第4話 お墓参り
死んだ人は身体のみを残して消える。墓に眠ることも、宿ることも、まして幽霊になるなんてこともない。
時折死者蘇生などと言って死者の身体を動かしている者も居るが、アレは単に身体を動かしているだけで意志はない。
「って言う割に墓参りは欠かさないわね」
「……ただの自己満足だよ。こいつらが死んだのも元々は俺のせいだしな」
騎士隊舎近くに備え付けられた共同墓地でひとりの男が砂利に膝を付き墓前に手を合わせている。男の背後では女性が馬鹿にするように鼻を鳴らして笑う。
手を合わせ、目を閉じる男にも嘲笑は届く。
それでも彼は一切意に介さず墓石に向かい続ける。
「第一部隊の人間が死ぬのはその人たちの力不足が原因でしょ」
第一部隊の人間は敵陣に特攻することが分かっているのだから特攻専用の訓練をするのが当たり前。死んでしまうのはただの訓練不足。女性は不満そうに眉を寄せる。
隊の誰かが死ぬたびにこうして男が墓を参る姿は、見ていて気に食わなかった。
誰かを想う事も、誰かの為にこうして時間を使うことも。
「隊長の指示と、普段の訓練。どちらもこいつらが死んだ理由には違いない。実際、遺族から色々不満も飛んでくる。全てが全て俺の責じゃないのは分かってるさ」
手を離し、瞳を開けて墓を見やる。
背後で女性がどんな顔をしているのかは知っていた。
「変なとこで妬くなよ、遥。もう居ないやつ相手に妬いてどうすんだ」
膝についた砂利を払い、立ち上がる。
とん、と背中に何かの温かみが重なる。
「居ないからじゃない。もし龍騎がそいつに惹かれてたら私は頑張って勝たなきゃいけないでしょ?」
居ない人間の残した情に勝つなんて面倒なこと、したくないの。だからこそ彼がこうして長く墓参りをしているのは見ていてもどかしい。
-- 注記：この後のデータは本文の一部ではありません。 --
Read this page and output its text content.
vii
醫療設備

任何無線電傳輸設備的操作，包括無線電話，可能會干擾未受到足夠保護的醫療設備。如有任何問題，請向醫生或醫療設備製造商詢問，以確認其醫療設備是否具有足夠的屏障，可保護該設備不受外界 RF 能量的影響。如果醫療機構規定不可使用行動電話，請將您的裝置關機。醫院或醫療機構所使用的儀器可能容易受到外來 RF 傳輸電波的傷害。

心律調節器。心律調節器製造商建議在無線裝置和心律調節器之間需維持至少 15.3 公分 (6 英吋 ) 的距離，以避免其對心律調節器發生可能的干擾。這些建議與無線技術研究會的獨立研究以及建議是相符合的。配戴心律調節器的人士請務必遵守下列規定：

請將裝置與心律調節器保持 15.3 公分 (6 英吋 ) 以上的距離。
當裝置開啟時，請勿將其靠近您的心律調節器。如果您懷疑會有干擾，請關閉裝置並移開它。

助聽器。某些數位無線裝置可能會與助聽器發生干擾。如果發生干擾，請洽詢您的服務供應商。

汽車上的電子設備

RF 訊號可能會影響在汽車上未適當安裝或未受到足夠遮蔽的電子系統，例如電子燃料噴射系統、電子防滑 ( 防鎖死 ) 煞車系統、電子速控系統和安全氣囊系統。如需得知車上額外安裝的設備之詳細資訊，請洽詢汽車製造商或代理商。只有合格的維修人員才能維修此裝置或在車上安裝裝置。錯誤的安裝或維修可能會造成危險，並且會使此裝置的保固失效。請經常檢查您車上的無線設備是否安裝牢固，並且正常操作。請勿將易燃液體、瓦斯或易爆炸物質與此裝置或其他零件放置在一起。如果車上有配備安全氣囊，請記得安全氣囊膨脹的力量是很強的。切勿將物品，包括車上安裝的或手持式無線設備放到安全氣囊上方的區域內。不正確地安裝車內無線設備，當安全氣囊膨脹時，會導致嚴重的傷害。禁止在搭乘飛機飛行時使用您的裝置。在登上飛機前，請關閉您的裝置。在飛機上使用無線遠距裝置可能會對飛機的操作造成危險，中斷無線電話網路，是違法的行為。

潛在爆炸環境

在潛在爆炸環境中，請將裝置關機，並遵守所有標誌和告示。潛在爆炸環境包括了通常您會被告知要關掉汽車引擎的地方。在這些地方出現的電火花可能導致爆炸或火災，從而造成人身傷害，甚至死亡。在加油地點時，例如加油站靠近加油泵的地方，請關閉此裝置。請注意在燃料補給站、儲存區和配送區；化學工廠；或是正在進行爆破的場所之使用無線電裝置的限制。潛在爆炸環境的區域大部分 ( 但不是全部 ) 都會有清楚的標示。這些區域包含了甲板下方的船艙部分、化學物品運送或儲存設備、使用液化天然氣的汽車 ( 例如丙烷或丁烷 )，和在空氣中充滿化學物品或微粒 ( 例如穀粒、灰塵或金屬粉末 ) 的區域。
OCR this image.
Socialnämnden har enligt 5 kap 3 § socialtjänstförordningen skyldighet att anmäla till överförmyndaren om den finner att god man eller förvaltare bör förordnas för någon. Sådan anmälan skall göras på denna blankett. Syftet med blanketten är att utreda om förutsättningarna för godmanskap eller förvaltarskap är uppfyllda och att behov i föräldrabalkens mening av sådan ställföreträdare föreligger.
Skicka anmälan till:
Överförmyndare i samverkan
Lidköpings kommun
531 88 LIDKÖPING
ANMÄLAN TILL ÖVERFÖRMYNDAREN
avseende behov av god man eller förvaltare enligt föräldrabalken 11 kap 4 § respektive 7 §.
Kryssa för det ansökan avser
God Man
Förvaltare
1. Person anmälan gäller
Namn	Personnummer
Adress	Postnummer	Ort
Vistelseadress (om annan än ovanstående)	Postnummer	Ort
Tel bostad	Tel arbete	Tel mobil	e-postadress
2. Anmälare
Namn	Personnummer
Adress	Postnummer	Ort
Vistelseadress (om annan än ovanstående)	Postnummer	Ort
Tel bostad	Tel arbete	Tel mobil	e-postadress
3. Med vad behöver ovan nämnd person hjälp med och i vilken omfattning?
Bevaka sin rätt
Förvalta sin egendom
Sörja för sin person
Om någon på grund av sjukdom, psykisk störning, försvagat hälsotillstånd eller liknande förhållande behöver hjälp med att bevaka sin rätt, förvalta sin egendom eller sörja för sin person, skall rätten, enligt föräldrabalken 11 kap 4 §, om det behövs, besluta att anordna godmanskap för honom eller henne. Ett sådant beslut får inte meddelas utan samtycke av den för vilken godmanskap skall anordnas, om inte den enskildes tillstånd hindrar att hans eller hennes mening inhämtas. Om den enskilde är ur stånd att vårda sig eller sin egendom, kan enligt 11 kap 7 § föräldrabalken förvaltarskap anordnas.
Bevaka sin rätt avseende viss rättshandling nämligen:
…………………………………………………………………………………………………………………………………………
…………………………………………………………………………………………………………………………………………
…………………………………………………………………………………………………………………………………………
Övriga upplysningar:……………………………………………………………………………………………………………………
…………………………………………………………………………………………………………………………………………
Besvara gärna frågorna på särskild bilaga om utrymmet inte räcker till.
龍騎と呼んだ男の背中に体重を預け、彼女は空を見上げる。
空に魂があるなら竜に乗ってトドメを刺しに行けるのに。
伸ばした手は何も掴めない。
「そこは頑張れよ。……でもな」
体重を預けられた龍騎は笑う。
「お前に勝てる人間がいるとは思えない」
空から下ろされた女性、遥の手を取り足の横へと下ろす。
背中の温かみは龍騎の右手と遥の左手へ集まる。
「私が一番?」
「そうだよ。遥が一番。寒くなってきたし、帰ろうか。夕飯作らないとな」
「今日肉でしょ! 朝冷蔵庫にあった!」
緩く引かれた手を強く握り返し、遥は子供のような目で龍騎を見上げる。
「ああ、帰ったら作るから」
「早く帰ろ、お腹減ってきた!」
「いて、引っ張んなよ」
帰路を急ぐ彼女は墓参りをしていたことなど忘れる。
満面の笑みを浮かべて自分の手を引いて歩く遥を背後から追いかけ、龍騎も笑う。
地に向かって下ろした手は、暖かい彼の手を掴んでいた。